Mutual funds provide both active investing and passive investing.

  • In an active fund, the fund manager picks stocks and makes buy and sell decisions in order to get the best returns. The funds are invested based on the investment objective. So if it is a large-cap equity fund, the funds will be invested in big companies with huge capital, assets etc. If it is a debt fund, the money will be invested in bonds, Government securities etc. The fund manager has to be highly skilled in making the best of the opportunities. He will usually have a team of researchers and analysts who can give him intelligence based on which he can take the right decisions on buying and selling the right assets at the right time. Active funds are more expensive to purchase as there are professional managers and resources involved actively and there is portfolio churn. They are professionally managed so the risk is less and the managers handle volatility and other factors.
  • In a passive mutual fund, the fund manager mimics the underlying asset like an index or invests in a commodity. The funds received are invested in the underlying index or asset and the returns depend on the performance of the underlying asset. For example if it is a fund based on BSE 100, the the amount of the investors will be invested in the constituents of the BSE 100 in the same proportion as it is in the BSE 100. When the BSE 100 rises, the fund value will rise and vice-versa. There is not much stock picking or asset tracking involved. There is not much of high end expertise required or research and analysis to be done on a continuous basis. Therefore these passive funds are less expensive. There is less risk of fund manager making bad investment decisions. Portfolio churn is less. Index funds, Gold funds, Exchange Traded funds are passive investment vehicles. 

​In India, active funds are more popular as they have been performing better for a long time. But as per a recent report from S&P Dow Jones Indices LLC, large cap Equity funds in India have not been performing as well as the ELSS funds and Small and Mid-Cap Equity funds when compared to the benchmark. Moreover the survival rate and consistency ins style as per investment objective were poor in large cap equity funds and Small and Mid-Cap Equity funds as compared to ELSS funds.
Even Government Bond funds have under performed and the survival rate and consistency in style as per investment objective is poor. You can read the report here.
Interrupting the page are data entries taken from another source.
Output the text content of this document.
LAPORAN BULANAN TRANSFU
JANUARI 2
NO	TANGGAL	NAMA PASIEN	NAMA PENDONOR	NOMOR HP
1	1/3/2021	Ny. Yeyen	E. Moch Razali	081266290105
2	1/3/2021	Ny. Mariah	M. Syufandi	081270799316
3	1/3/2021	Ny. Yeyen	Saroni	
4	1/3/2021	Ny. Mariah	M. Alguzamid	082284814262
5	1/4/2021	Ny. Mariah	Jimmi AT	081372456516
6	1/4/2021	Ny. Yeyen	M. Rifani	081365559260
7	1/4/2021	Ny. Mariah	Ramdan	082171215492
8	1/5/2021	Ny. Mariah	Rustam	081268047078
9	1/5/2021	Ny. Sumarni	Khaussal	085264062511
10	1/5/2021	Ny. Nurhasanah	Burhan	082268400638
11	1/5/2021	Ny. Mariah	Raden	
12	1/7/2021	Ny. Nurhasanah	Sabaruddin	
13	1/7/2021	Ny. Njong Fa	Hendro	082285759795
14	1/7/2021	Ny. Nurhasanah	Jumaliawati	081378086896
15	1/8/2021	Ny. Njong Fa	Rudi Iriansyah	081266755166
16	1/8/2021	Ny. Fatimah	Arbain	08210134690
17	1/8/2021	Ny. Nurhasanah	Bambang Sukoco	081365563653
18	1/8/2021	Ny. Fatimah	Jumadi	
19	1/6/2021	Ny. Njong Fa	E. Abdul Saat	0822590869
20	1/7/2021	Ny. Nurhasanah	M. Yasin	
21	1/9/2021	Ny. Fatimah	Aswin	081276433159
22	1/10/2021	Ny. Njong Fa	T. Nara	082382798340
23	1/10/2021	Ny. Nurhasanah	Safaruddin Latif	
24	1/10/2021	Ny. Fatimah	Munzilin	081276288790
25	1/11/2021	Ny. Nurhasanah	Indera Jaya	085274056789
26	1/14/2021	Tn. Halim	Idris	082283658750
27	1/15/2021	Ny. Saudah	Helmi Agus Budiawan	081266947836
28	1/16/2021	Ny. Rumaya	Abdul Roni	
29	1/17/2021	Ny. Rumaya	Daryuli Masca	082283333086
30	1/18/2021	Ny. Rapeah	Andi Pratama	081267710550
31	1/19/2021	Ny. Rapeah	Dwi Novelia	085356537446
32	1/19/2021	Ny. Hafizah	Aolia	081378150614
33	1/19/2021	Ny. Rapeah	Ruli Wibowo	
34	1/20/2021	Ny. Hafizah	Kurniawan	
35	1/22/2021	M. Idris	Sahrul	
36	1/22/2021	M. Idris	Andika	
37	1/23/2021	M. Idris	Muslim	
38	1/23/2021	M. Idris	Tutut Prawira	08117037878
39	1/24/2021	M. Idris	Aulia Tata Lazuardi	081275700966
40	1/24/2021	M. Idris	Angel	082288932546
​Here is a comparison of a few of MFs, Index Funds and Exchange Traded Funds
Name
Type
1 Year Return
3 Year Return
ICICI Prudential Focused Bluechip Equity Fund (G)
Equity MF
21.80%
10.30%
ICICI Prudential Nifty iWIN ETF
ETF
21.20%
7.80%

Reliance Index Fund – Sensex Plan (G)
Index Fund
21.20%
6.20%
HDFC Gold ETF
ETF
2.50%
2.30%

SBI Magnum Income Fund
(G)

Debt MF
5.70%
7.60%
​ICICI Pru Nifty Next 50 Index Fund
Index Fund
21.10%
​14.40%

​There are different instruments for investment. Consider your financial plan and short-term and long-term financial goals to decide on the best investment opportunities for you. If you are a conservative investor, you can invest a major part of your investment allocation in index funds and ETFs and a minor part in active assets such as active mutual funds. If your risk appetite and risk tolerance are higher than that of a conservative investor, you can choose to invest a higher proportion in actively managed funds.